The beautiful silk textiles that are now displayed in museums around the world underline the global importance of silk in pre-modern societies and its universal appeal as a symbol of status and wealth. As a rarity, with a high cost but unique material properties, silk triggered powerful reactions, enticing devotees and repelling critics. From its early start, the trade of silk textiles, whether for the elites or for people of more modest means, was the subject of debate and critique. Early Chinese sources delineate silk as a debauched and dissolute form of luxury. The mythical King Shang Tang is said to have succeeded in conquering the kingdom of Zhou only because the king’s concubines had been fascinated by the sound of high quality silks torn apart. On the other side of Eurasia, in Roman Italy, Emperor Diocletian in 301 CE specifically controlled the prices of raw silk, possibly from China. By this time silk had become an item donned by both men and women notwithstanding the fact in 16 CE the Senate had forbidden men from wearing this imported fabric. Silk, was considered—in the words of a historian of ancient times—‘an unambiguous marker of vice’. The opposition between public virtue and private luxury, commoners’ frugality and imperial debauchery remained a theme in Europe and China alike throughout early modernity and the wearing of silk was a frequently employed trope of moral decay.

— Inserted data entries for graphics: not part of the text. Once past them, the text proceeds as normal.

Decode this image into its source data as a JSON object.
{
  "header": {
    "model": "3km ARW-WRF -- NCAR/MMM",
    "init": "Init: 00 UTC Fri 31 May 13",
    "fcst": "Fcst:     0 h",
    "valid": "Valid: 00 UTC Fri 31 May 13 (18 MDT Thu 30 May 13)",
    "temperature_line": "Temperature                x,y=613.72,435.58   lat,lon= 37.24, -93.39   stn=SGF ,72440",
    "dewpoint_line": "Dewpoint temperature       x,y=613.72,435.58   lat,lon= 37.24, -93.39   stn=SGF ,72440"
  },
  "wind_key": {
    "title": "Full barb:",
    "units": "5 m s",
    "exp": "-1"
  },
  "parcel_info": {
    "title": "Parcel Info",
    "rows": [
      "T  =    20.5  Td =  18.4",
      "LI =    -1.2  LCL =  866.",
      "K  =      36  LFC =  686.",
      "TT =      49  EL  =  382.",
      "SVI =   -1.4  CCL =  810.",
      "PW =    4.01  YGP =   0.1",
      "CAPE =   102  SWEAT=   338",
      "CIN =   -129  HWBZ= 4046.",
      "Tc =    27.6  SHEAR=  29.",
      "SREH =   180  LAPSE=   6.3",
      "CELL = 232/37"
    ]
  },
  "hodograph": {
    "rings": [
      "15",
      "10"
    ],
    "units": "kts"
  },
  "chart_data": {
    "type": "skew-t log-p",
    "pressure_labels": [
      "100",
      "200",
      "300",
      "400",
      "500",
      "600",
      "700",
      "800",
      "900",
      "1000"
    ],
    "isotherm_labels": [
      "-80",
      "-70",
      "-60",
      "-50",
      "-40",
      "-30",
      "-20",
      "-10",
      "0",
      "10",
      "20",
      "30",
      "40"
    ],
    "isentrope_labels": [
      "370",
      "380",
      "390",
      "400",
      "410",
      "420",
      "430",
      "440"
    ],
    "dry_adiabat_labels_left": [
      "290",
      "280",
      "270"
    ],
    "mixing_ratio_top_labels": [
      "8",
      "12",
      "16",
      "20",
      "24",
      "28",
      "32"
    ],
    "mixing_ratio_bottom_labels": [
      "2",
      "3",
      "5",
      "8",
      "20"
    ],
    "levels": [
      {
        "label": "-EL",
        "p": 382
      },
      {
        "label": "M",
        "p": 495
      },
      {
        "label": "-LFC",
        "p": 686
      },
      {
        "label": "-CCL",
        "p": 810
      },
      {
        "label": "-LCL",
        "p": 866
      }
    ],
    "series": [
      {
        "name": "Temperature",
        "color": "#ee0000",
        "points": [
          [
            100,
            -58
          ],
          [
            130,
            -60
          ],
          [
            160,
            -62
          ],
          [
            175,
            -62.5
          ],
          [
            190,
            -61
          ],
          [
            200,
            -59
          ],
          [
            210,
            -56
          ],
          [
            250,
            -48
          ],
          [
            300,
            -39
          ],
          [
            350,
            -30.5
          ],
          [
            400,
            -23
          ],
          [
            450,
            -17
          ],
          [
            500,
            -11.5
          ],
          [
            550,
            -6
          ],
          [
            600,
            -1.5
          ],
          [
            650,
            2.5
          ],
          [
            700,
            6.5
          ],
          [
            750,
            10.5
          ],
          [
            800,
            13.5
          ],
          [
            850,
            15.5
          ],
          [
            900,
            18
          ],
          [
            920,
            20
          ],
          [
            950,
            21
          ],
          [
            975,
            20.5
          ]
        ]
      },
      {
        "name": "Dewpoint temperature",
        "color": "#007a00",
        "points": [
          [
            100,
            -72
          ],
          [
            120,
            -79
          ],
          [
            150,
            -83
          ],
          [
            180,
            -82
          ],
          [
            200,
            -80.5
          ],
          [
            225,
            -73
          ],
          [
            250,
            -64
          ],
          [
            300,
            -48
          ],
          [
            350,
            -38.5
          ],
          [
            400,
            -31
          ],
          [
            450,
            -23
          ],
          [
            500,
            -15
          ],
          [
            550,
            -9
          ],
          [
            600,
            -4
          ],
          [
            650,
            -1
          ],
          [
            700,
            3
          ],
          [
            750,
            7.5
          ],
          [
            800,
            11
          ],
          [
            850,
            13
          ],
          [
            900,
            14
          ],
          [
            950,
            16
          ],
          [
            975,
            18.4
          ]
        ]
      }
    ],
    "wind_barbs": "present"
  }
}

Eighteenth-century Chinese literati called to mind the fall of the king of Zhou, and European writers evoked the supreme Roman Emperor Tiberius who, fighting prodigality, ordered ‘that no silk dress should henceforth degrade a Roman citizen’.

Threads of Global Desire
Silk in the Pre-Modern World
Edited by Dagmar Schäfer, Giorgio Riello and Luca Molà
Hardback
9781783272938

Between desire and aversion, silk triggered innovation. Spurred by the prospect of high profits, kings and merchants across cultures invested into the transmission and adaptation of sericulture and the development of processing techniques and designs. Heavily patterned satins or damasks woven in Florence and Genoese workshops, for instance, produced large profits in 1546 as they suited ‘the desire and taste of the French, that is, cloths that cost little and last even less, which is exactly what that nation wants, because it would get bored if a garment lasted too long’. Despite regional differences, the silk industry universally shared standards of quality, desiring high- quality silk textiles or accessories, produced from long even threads with soft, smooth surfaces comforting to wear and appealing to the eye. Clusters of technological expertise emerged that relied on complex market networks for raw material access and distribution. The complexity of woven product explains the creation of trans-regional networks of production. This differs considerably from cotton whose core region of production—the Indian subcontinent—retained its leadership for centuries and well into the period of European industrialisation. The long history of interchange and specializations and the necessity to remain connected to achieve the goodness of silk’s material qualities and workmanship may furthermore offer a reason why silk, although it always held a strong foothold in the territories we now call China, became a regionally more universal industry with high-quality production in different parts of the world. By 1600, several areas ranging from China to Japan as well as Iran and Western Europe excelled in the production of different types of products. There was no single silk producer of silk yarn or silken textiles as there were few markets that did not offer silks from all over the world. In production and consumption, silk was burgeoning as much as depending on its global links.